En 2021, les coûts de la santé ont au final augmenté de 4,5%. Et la tendance s'est poursuivie au cours du premier semestre 2022. Lors de l'approbation des primes 2022, soit à l'été 2021, il n'était toutefois pas possible de prévoir une telle accélération des coûts supérieure à la moyenne. Par conséquent, les primes 2022 n'ont pas été fixées à un niveau suffisamment élevé, selon l'OFSP.

Si les réserves des assureurs ont permis d'atténuer une partie de la hausse des primes, leur marge de manoeuvre s'est révélée plus limitée cette année. Selon les projections des assureurs en juillet dernier, les réserves disponibles pourraient être nettement inférieures à 10 milliards de francs début 2023.
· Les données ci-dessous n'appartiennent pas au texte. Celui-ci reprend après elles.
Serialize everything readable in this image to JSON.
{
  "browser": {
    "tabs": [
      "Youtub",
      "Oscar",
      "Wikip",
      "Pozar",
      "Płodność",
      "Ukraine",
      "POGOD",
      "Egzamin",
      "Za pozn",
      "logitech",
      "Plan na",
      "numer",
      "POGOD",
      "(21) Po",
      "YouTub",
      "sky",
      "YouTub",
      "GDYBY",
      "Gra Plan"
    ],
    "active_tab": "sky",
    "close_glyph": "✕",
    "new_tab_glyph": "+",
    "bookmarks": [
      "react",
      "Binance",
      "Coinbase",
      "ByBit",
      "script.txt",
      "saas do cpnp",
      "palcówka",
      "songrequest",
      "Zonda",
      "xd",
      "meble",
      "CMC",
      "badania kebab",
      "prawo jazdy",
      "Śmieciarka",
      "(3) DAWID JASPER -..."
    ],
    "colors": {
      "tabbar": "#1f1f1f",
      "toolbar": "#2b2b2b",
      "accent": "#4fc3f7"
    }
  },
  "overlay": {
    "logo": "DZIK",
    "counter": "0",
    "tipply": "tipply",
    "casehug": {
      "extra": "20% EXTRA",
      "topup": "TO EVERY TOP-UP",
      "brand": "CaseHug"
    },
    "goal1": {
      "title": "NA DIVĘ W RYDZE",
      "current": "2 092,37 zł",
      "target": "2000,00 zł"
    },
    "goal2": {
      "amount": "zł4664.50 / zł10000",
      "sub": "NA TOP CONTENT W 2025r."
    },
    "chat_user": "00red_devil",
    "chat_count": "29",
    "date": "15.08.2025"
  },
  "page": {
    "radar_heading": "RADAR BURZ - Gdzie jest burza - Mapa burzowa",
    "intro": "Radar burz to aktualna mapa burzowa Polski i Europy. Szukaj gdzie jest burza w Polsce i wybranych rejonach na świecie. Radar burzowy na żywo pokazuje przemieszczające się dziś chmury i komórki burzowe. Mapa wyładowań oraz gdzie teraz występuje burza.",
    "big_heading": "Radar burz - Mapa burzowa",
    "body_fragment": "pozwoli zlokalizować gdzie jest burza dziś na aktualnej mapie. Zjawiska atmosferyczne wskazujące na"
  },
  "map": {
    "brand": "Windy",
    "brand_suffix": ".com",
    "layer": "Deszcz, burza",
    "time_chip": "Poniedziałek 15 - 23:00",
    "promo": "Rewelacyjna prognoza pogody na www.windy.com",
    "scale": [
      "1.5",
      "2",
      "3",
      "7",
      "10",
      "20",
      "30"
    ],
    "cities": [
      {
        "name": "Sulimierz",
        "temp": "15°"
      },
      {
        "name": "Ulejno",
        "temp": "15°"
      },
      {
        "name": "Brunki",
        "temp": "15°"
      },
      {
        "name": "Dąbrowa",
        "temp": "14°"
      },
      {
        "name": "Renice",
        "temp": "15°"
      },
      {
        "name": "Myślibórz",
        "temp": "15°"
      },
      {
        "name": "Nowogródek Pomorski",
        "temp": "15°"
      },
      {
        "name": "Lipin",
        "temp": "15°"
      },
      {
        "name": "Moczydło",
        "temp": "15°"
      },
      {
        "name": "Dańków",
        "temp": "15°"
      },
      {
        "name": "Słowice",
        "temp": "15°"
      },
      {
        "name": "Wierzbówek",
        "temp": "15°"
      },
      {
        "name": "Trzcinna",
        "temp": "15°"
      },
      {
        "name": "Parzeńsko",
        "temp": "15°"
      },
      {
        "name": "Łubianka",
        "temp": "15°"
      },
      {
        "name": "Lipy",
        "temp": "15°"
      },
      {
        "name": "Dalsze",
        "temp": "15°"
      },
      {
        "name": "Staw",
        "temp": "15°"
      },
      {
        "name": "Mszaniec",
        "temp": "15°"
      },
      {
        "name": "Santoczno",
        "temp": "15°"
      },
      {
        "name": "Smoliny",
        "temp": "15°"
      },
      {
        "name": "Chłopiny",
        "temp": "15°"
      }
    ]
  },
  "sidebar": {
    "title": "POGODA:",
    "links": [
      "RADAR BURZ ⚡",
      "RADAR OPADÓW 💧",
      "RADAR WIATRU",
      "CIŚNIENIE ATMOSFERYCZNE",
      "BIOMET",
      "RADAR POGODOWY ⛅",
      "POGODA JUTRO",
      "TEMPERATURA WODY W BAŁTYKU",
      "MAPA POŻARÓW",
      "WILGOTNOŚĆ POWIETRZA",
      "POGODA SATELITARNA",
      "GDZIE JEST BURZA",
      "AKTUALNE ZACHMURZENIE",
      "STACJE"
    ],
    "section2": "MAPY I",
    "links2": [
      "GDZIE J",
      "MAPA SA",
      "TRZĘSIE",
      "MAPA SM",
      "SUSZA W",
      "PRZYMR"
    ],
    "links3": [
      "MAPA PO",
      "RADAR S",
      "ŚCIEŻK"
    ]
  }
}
Car, outre les coûts de prestations, les pertes enregistrées sur les marchés financiers en raison de la guerre en Ukraine et de la hausse des taux d'intérêt ont aussi réduit le niveau des réserves, et donc affecté le niveau de solvabilité des assurances. Même réduites, les réserves des assureurs respectent toujours le seuil minimal fixé dans la loi, rassure l'OFSP.

Projets pour maîtriser les coûts

Au-delà de la pandémie, les coûts de la santé vont continuer d'augmenter à l'avenir, ne serait-ce qu'en raison de l'évolution démographique. Les pistes pour économiser sont connues et des mesures ont déjà été prises, comme la réduction des tarifs des laboratoires et des prix des médicaments ainsi que dans le domaine des évaluations des technologies de la santé (ETS).

D'autres projets sont sur la table. Début septembre, le Conseil fédéral a transmis au Parlement un deuxième paquet de mesures visant à promouvoir les réseaux de soins coordonnés. Il a aussi mis en consultation un contre-projet à l'initiative du Centre "Pour des primes plus basses" ainsi qu'une modification de l'ordonnance sur l'assurance-maladie pour faire économiser grâce, par exemple, aux génériques.